O vice-presidente de robótica e de edge computing na Nvidia, Deepu Talla, faz uma previsão ousada de que o método de treinamento por simulação será tão eficaz quanto, se não mais eficaz do que, o treinamento tradicional em ambientes reais. É extremamente mais barato, diz ele.
“Estamos falando de praticamente uma proporção de um milhão para um, ou até mais, em relação à quantidade de treinamento que poderá ser feita em simulação,” ele explica. “Porque temos os recursos disponíveis para isso”.
Embora os modelos possam ser habilidosos na resolução de alguns problemas “cognitivos”, como aprender novas tarefas, há uma série de desafios para alcançar esse sucesso de forma eficaz e segura em um contexto real, diz Aaron Saunders, diretor de tecnologia da Boston Dynamics. Estamos longe de construir um hardware que possa detectar diferentes tipos de materiais, limpar e higienizar, ou usar uma quantidade controlada de força em determinadas situações.
“Ainda há uma parte significativa da equação que precisa ser resolvida em relação a como programar os robôs para agir com base em toda essa informação levantada e interagir com o mundo real”, diz ele.
Se conseguirmos resolver esse problema, como seria o futuro da robótica? Seria possível observar robôs ágeis auxiliando indivíduos com deficiências físicas a se deslocarem em suas residências, drones autônomos que eliminam a poluição ou resíduos perigosos, ou robôs cirúrgicos que realizam incisões microscópicas, reduzindo o risco de complicações durante operações. No entanto, apesar de todas essas visões otimistas, também encontramos questões controversas surgindo. O uso da IA pelos militares em todo o mundo está se intensificando e o surgimento de armas autônomas levanta questões preocupantes.

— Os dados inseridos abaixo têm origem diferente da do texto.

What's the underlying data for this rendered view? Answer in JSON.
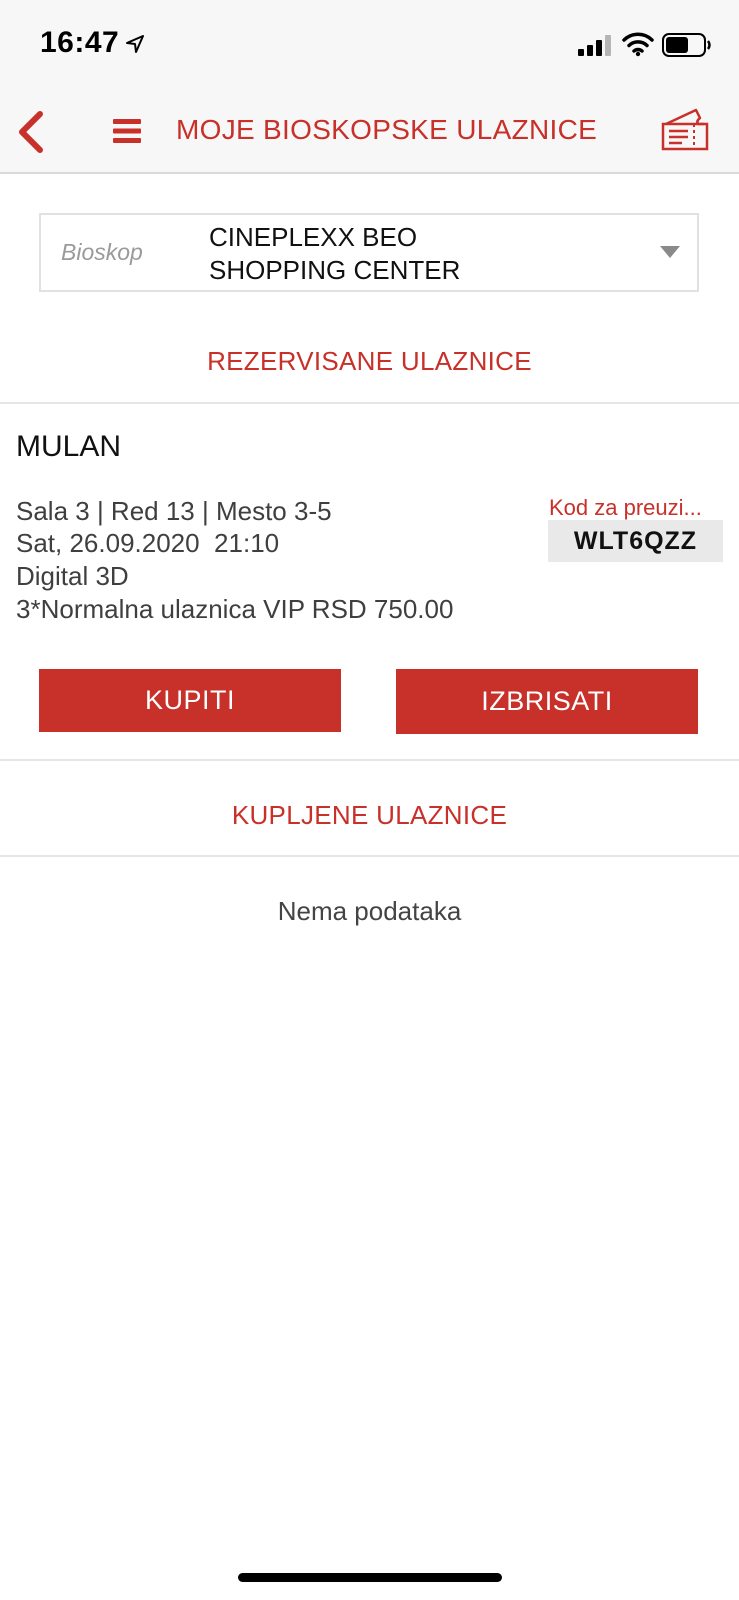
{
  "status_bar": {
    "time": "16:47"
  },
  "nav": {
    "title": "MOJE BIOSKOPSKE ULAZNICE"
  },
  "cinema_select": {
    "label": "Bioskop",
    "value": "CINEPLEXX BEO\nSHOPPING CENTER"
  },
  "reserved": {
    "section_title": "REZERVISANE ULAZNICE",
    "ticket": {
      "movie": "MULAN",
      "hall_row_seat": "Sala 3 | Red 13 | Mesto 3-5",
      "datetime": "Sat, 26.09.2020  21:10",
      "format": "Digital 3D",
      "price_line": "3*Normalna ulaznica VIP RSD 750.00",
      "code_label": "Kod za preuzi...",
      "code": "WLT6QZZ"
    },
    "buy_label": "KUPITI",
    "delete_label": "IZBRISATI"
  },
  "purchased": {
    "section_title": "KUPLJENE ULAZNICE",
    "empty_text": "Nema podataka"
  },
  "colors": {
    "accent": "#c8302a",
    "bar_background": "#f7f7f7"
  }
}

As instituições e empresas prontas para liderar a competição na busca por dados atualmente englobam startups de robôs humanoides que conquistaram o coração dos investidores (a Figure AI recentemente recebeu um aporte financeiro de US$ 675 milhões por meio de uma rodada de financiamento), empresas comerciais com grandes frotas de robôs coletando dados, e empresas de drones beneficiadas por significativos investimentos militares. Enquanto isso, laboratórios acadêmicos menores estão fazendo mais com menos para criar conjuntos de dados que se equiparam aos que estão disponíveis para as grandes empresas de tecnologia.

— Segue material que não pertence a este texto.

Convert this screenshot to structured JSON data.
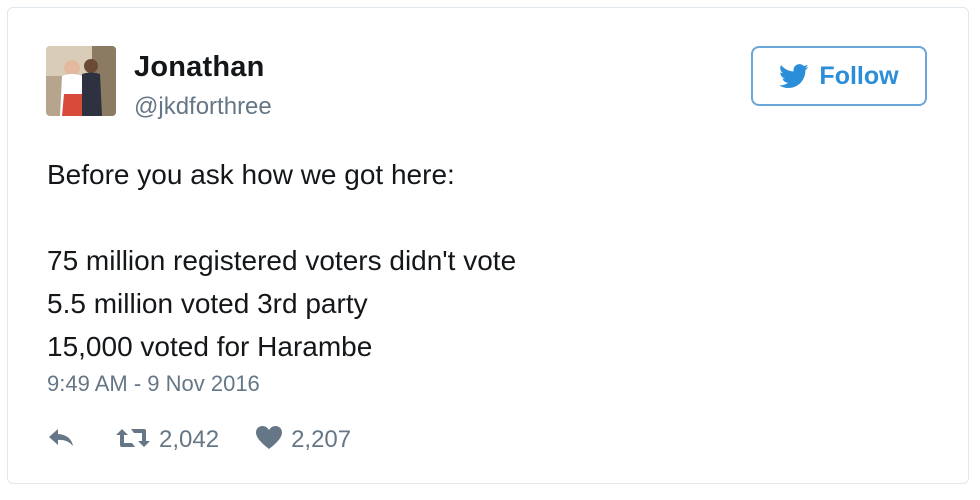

Mas o que está claro para todas as pessoas com quem conversei é que estamos apenas no início da corrida pela obtenção de dados robóticos. Como o caminho certo a seguir não é óbvio, todos os especialistas da área que se prezam estão explorando todos os métodos possíveis para ver o que funciona melhor.
“Não existe um consenso real” no campo da robótica, diz Benjamin Burchfiel, um pesquisador sênior da área no Instituto de Pesquisa Toyota. “E isso não é algo necessariamente ruim”.